The posterior distribution’s mean and variance have been calculated in the previous lecture. Because the posterior is a gaussian, we can clearly understand that

$$ \hat{w}_{MAP} = \hat{w}_{Bayes} = \mu_m $$

MAP is the $w$ where a global maxima is attained, and Bayes is the expected value of $w$.

Pure Bayesian

Didn’t understand anything, kek

Regularized Ridge Regression

The Bayes and MAP estimates obtained for linear regression coincide with regularized ridge regression as well.

$$w_{ridge} = \text{arg }\min_w \vert\vert \Phi W - y \vert\vert^2_2 + \lambda\sigma^2\vert\vert W\vert\vert^2_2$$

In case of polynomial regression, increasing $\lambda$ tends to decrease the curvature, as 2-norm is being limited.

Replacing 2-norm with 1-norm is called as Lasso Regression, and with 0-norm is called as Support Based Penalty.

The additional term is usually represented as $\Omega(w)$, and this formulation is known as Penalized Formulation. The original problem of wanting to limit 2-norm of $w$ to be less than or equal to $\theta$ is called Constrained Formulation.

Claim.

For any Penalized Formulation with a particular $\lambda$, there exists a corresponding Constrained formulation with a corresponding $\theta$.
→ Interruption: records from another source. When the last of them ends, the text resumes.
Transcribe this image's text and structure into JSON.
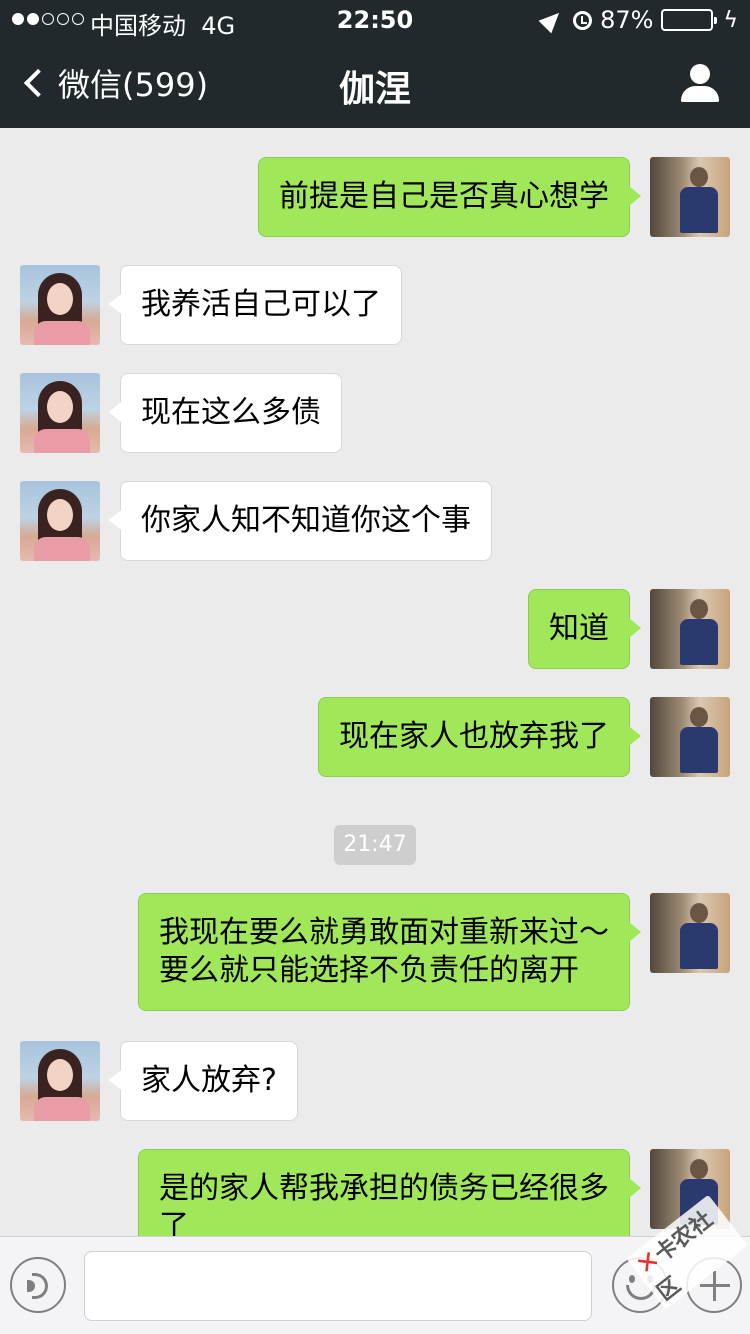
{
  "status_bar": {
    "carrier": "中国移动",
    "network": "4G",
    "time": "22:50",
    "battery_percent": "87%",
    "battery_level": 0.87,
    "signal_bars_filled": 2,
    "signal_bars_total": 5
  },
  "nav": {
    "back_label": "微信(599)",
    "title": "伽涅"
  },
  "messages": [
    {
      "side": "out",
      "text": "前提是自己是否真心想学"
    },
    {
      "side": "in",
      "text": "我养活自己可以了"
    },
    {
      "side": "in",
      "text": "现在这么多债"
    },
    {
      "side": "in",
      "text": "你家人知不知道你这个事"
    },
    {
      "side": "out",
      "text": "知道"
    },
    {
      "side": "out",
      "text": "现在家人也放弃我了"
    },
    {
      "timestamp": "21:47"
    },
    {
      "side": "out",
      "lines": [
        "我现在要么就勇敢面对重新来过～",
        "要么就只能选择不负责任的离开"
      ]
    },
    {
      "side": "in",
      "text": "家人放弃?"
    },
    {
      "side": "out",
      "lines": [
        "是的家人帮我承担的债务已经很多",
        "了"
      ]
    }
  ],
  "watermark": "卡农社区",
  "colors": {
    "nav_bg": "#22292c",
    "chat_bg": "#ebebeb",
    "outgoing_bubble": "#a0e75a",
    "incoming_bubble": "#ffffff",
    "battery_fill": "#4cd964"
  }
}
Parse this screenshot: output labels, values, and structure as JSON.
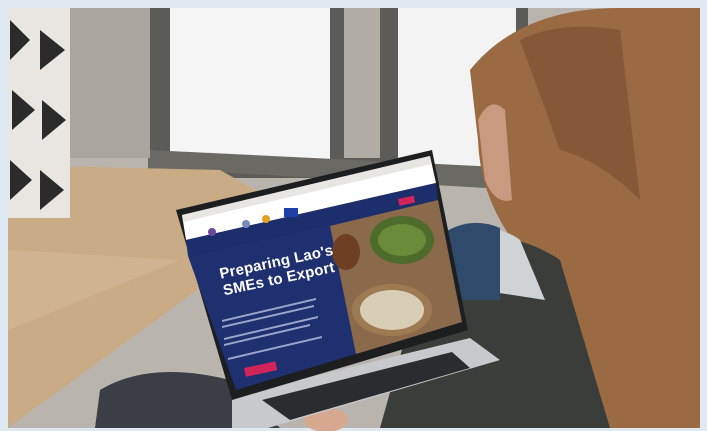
{
  "photo": {
    "description_label": "",
    "colors": {
      "background_frame": "#dfe9f2",
      "window_glass": "#f5f6f6",
      "wall": "#b7b4ae",
      "floor_wood": "#c9ab86",
      "laptop_silver": "#c7c8cb",
      "laptop_keyboard": "#2b2c2f",
      "site_navy": "#1c2e6b",
      "site_header": "#ffffff",
      "accent_pink": "#d1255a",
      "hair": "#9a6a43",
      "sweater": "#3a3d3a",
      "jeans": "#3b3f45"
    }
  },
  "website": {
    "hero_title": "Preparing Lao's SMEs to Export",
    "cta_label": "",
    "nav_items": [
      "",
      "",
      "",
      ""
    ],
    "nav_button_label": ""
  }
}
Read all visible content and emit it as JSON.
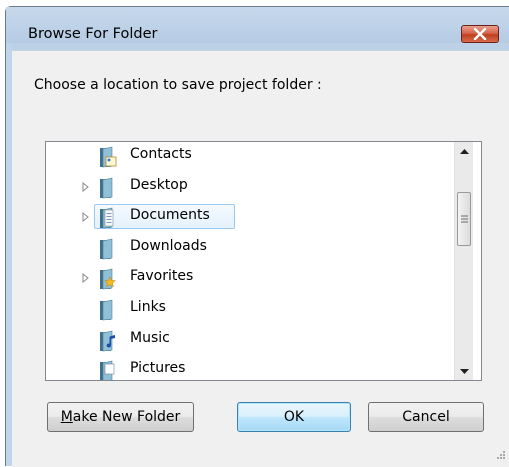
{
  "window": {
    "title": "Browse For Folder",
    "close_label": "×"
  },
  "prompt": "Choose a location to save project folder :",
  "tree": {
    "items": [
      {
        "label": "Contacts",
        "icon": "contacts-folder-icon",
        "expandable": false,
        "selected": false
      },
      {
        "label": "Desktop",
        "icon": "desktop-folder-icon",
        "expandable": true,
        "selected": false
      },
      {
        "label": "Documents",
        "icon": "documents-folder-icon",
        "expandable": true,
        "selected": true
      },
      {
        "label": "Downloads",
        "icon": "downloads-folder-icon",
        "expandable": false,
        "selected": false
      },
      {
        "label": "Favorites",
        "icon": "favorites-folder-icon",
        "expandable": true,
        "selected": false
      },
      {
        "label": "Links",
        "icon": "links-folder-icon",
        "expandable": false,
        "selected": false
      },
      {
        "label": "Music",
        "icon": "music-folder-icon",
        "expandable": false,
        "selected": false
      },
      {
        "label": "Pictures",
        "icon": "pictures-folder-icon",
        "expandable": false,
        "selected": false
      }
    ]
  },
  "buttons": {
    "make_new_folder": "Make New Folder",
    "make_new_folder_mnemonic": "M",
    "make_new_folder_rest": "ake New Folder",
    "ok": "OK",
    "cancel": "Cancel"
  },
  "colors": {
    "frame": "#bcd0e6",
    "client": "#f0f0f0",
    "close_button": "#c1401f",
    "selection_border": "#99c9ef",
    "default_button_border": "#3c7fb1"
  }
}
Lasso Regression tends to yield solutions that are sparser. That is, it is more likely for elements of $w$ to be 0 using this method. (many corners)

This follows a Laplacian distribution, and has no closed form solution. Therefore, iterating with gradient descent is the only way for Lasso regression. The algorithm for lasso regression will be explained in the next lecture.